Friday, December 19, 2008

Education in the Land of the Blind

Thanks to KRudd and Co., education here in Oz is very much in the public eye at the moment. Online news sites have embraced the blogging meme and provide their readers with the opportunity to comment on stories in a way that was never possible with newspaper columns. While in principle I think this a good thing, far too much of commentary on education stories is, sadly, drivel.

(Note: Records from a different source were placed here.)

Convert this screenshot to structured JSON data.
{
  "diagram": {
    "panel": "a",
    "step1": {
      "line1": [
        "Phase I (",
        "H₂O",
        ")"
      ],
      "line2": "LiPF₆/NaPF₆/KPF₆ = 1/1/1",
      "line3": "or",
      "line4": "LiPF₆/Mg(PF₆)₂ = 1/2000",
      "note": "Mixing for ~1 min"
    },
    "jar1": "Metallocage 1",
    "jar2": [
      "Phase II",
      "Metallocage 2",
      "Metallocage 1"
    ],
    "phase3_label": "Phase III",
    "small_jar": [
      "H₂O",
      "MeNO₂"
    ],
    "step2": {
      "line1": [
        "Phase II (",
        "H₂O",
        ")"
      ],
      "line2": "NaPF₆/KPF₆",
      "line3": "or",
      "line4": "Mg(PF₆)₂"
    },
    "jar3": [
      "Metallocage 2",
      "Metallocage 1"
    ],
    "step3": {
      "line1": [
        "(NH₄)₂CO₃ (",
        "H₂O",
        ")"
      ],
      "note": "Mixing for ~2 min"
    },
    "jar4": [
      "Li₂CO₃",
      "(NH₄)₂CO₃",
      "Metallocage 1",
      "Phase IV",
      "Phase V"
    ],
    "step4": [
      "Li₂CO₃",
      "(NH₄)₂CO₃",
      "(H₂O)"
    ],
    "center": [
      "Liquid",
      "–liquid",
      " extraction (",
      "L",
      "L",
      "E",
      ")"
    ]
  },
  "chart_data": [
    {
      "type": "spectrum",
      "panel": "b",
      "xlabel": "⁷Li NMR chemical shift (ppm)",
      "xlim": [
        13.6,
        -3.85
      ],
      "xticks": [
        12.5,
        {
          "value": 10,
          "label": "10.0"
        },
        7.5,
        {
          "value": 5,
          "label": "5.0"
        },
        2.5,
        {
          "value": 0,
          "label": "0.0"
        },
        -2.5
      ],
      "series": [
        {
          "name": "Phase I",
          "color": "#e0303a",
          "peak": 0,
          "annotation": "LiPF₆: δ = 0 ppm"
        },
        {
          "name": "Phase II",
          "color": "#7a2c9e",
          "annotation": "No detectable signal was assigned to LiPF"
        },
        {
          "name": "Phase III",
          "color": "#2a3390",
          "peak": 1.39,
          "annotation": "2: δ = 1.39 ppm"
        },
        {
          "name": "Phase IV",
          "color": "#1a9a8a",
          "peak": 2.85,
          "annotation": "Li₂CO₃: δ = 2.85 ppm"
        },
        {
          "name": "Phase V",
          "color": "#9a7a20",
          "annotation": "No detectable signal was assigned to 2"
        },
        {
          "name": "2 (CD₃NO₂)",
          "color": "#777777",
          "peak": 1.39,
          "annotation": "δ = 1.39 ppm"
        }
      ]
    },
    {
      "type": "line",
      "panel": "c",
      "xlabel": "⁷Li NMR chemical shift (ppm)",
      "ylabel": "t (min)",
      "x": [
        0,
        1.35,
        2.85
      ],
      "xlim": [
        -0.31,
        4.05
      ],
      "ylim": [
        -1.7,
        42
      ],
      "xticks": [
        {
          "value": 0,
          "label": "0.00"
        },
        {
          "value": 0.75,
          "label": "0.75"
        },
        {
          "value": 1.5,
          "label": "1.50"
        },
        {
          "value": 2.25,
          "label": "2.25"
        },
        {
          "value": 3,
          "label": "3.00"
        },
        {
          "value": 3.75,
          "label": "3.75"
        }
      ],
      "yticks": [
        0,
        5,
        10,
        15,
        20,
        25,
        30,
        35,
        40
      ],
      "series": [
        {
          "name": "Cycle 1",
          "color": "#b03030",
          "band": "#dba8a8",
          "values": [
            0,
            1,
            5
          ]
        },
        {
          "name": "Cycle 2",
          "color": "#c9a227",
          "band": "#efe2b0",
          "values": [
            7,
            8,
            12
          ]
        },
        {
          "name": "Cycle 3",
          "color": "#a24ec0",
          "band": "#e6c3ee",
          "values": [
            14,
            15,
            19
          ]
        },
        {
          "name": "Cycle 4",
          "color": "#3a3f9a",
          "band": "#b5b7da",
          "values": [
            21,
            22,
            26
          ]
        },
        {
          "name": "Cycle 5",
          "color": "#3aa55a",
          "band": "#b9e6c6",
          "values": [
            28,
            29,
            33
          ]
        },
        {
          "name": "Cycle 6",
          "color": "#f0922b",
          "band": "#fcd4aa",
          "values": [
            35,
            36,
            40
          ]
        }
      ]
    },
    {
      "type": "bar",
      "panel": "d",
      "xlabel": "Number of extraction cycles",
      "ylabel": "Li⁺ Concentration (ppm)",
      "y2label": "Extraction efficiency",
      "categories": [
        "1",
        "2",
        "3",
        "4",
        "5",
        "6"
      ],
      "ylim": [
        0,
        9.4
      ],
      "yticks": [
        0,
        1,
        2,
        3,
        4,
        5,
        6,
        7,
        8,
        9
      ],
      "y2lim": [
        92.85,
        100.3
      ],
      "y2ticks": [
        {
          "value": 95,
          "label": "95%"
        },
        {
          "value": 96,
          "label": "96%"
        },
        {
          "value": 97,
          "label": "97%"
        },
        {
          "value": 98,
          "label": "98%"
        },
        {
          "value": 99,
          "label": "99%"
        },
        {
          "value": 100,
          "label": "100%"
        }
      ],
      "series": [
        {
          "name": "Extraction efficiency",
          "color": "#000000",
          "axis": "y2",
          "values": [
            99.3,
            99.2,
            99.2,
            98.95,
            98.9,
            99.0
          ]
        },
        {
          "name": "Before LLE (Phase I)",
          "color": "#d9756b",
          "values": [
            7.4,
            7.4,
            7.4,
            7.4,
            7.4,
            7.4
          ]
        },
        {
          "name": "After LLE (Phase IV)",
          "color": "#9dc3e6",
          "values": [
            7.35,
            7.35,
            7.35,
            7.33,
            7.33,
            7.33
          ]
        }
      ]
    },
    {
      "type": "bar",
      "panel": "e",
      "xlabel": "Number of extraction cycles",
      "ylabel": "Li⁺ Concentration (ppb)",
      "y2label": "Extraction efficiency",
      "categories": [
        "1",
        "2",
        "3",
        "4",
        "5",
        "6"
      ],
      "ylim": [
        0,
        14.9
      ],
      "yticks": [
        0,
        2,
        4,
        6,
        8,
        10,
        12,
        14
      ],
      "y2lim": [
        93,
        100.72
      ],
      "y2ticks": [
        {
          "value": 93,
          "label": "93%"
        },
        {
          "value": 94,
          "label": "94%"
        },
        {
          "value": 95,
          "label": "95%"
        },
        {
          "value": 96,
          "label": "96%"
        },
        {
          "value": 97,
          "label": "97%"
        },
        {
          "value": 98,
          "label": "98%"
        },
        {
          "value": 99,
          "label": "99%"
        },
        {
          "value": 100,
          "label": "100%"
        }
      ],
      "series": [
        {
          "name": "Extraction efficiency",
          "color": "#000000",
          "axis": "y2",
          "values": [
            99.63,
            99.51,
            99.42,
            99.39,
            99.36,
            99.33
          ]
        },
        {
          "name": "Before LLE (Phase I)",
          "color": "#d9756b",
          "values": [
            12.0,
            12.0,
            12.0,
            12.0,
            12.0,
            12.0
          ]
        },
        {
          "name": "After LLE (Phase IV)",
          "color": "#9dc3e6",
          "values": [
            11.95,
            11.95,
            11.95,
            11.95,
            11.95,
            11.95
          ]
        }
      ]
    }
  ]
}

This appeared among the comments to a journo-blog entry on the Daily Telegraph website:
In many public HS, we have teachers who don’t know much more than their top students. These students actually learn from books and self research (and some do it with help from private tutors). Those who are not top students move on and cramp [sic] for the HSC. And again, some of these average kids are the most likely to follow education training to become new teachers. By the time they get to University 2nd year, they forgot most of the stuff they bolted down in a short period without true understanding. So we have a vicious circle that need to be broken by offering high pay to teachers to attract top candidates. I could see that Universities are doing the right thing at this moment to offer combined educational degrees to make sure that new teachers will have at least one solid specialisation. But we need the government to get serious and offer high pay for good teachers and encourage the rest to go back to University to learn specialisation to lift their performance and consequently, better pay.
There are a number of fallacies implied in this comment:
  • that teachers don't really understand what they are teaching;
  • that those who go into teaching are not the 'top candidates' but only average students;
  • there is a vicious cycle (!) of poor teachers leading to more poor teachers;
  • a 'solid specialisation' (whatever 'solid' is supposed to mean) should be part of teacher training (hmm, now what 'solid' specialisation should a K-2 teacher have?);
  • that 'specialisation' would lift 'performance' (naturally without any explanation of how 'performance is to be measured or how a 'specialisation' would change it).
I keep seeing this dreck again and again in comments on websites to educational stories. The Federal Government has added fuel to the fire by teasing the media with hints about performance pay (though they've carefully dodged using that exact expression) and teacher accreditation and accountability.

Like our politicians, it seems there are many members of the public who believe they are knowledgeable about education, apparently on the basis that they had one.

And it appears to have become fashionable to rubbish our education systems in this country. It's no surprise that the KRudd government is gung-ho about changing education in Oz - fiddling around with education and then claiming to have achieved something is de rigueur for Labor governments (and almost as much so for Coalition ones). But we are now seeing the likes of Rupert Murdoch dumping on Australian education (though why anyone would think that Murdoch would know anything about it eludes me) and no one standing up and saying "hang on a minute, is any of that criticism actually valid? Is it based on anything substantial, or is it just hot air?" The same goes for the media - witness the negative spin put on the TIMSS results reported by ACER a couple of weeks ago. Anyone would think that our Year 8 students couldn't add up, the way it was reported in the media. In reality, the gap between Australia's results, and those of the USA or Britain was very small, and only Taiwan, Korea, Singapore, Hong Kong and Japan can claim to be clearly ahead of everyone else.

Is there room for improvement in our education systems? Of course there is. Are we failing our students and delivering them a substandard education? Of course not.